Reimagining Citizenship in Postwar Europe

Researcher Dagmar Wernitznig participated at the event  “Reimagining Citizenship in Postwar Europe”, hosted virtually by the
University of Glasgow and George Mason University on 17 and 25 February
, (there was another session on 3 March and a final workshop round in the summer). This event will produce a published volume, and her  contribution deals with her research about stateless women and female refugees or DPs, admitted to the mental clinic of the Viennese General Hospital after the Second World War. More about the event here.

 

ABSTRACT:

Citizenship on the margins – what to do with ‘crazy’ women?                                                                      

Dagmar’s paper and publication aims to contextualize questions of citizenship at the intersections of gender, statehood, and notions of ‘normalcy’ in post-1945 Austria. Integral part of this analysis are psychiatric files of female patients in the aftermath of the Second World War as pertinent, yet generally overlooked sources for micro-historical approaches towards post-conflict nation building. At the nexus of in/sanity, patriarchy, and patriotism, such documents can also shed new light on processes of in- as well as exclusion of certain individuals, especially when of the ‘other’ sex and ‘unchaperoned.’

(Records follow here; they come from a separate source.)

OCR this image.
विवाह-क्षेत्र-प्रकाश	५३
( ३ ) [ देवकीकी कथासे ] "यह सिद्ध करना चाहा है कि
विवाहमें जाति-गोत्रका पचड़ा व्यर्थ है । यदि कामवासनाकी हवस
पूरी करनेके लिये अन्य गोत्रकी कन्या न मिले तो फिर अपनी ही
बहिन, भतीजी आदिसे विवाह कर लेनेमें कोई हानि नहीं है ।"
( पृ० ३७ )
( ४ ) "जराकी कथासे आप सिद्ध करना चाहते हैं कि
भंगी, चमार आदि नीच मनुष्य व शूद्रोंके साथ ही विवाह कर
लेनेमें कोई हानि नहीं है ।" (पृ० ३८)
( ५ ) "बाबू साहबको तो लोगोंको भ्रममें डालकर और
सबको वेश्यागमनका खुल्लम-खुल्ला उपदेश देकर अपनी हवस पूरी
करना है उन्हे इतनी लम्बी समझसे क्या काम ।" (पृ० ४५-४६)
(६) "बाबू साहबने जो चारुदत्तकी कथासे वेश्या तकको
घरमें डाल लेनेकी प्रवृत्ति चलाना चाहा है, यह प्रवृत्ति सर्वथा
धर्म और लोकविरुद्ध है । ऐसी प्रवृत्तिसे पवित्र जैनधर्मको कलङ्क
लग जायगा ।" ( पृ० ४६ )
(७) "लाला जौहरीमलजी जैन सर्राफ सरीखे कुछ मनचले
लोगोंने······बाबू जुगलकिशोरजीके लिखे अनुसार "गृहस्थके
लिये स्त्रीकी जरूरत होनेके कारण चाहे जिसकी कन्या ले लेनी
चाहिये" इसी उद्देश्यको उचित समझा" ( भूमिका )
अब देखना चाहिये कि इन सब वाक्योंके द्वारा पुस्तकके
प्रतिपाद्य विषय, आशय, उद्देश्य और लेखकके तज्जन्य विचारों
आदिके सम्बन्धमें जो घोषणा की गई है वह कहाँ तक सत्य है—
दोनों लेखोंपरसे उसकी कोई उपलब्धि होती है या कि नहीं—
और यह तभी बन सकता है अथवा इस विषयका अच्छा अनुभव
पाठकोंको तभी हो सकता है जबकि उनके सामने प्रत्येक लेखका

For this study, women’s psychiatric records from the General Hospital in Vienna for the period from 1945 to 1948 are investigated. Particularly many displaced persons and refugees from Eastern and South-Eastern Europe, who had experienced trauma during the Second World War, ended up on this psychiatric ward. Hence issues of statelessness in conjunction with social benefits were still implicitly filtered through the prism and previously abolished concept of Heimatrecht as well as Third Reich ideologies and notions of ‘alien and inferior others.’ Equally, such mental asylums also frequently served as a confine for female human beings who defied ‘regular’ classifications. As the narratives of these medical charts reflect more than simple anamneses or diagnoses, they will be specifically discussed regarding the political reconstruction of society – not from a military or socio-economic point of view, but by dealing with aspects and images of ‘normative’ citizens.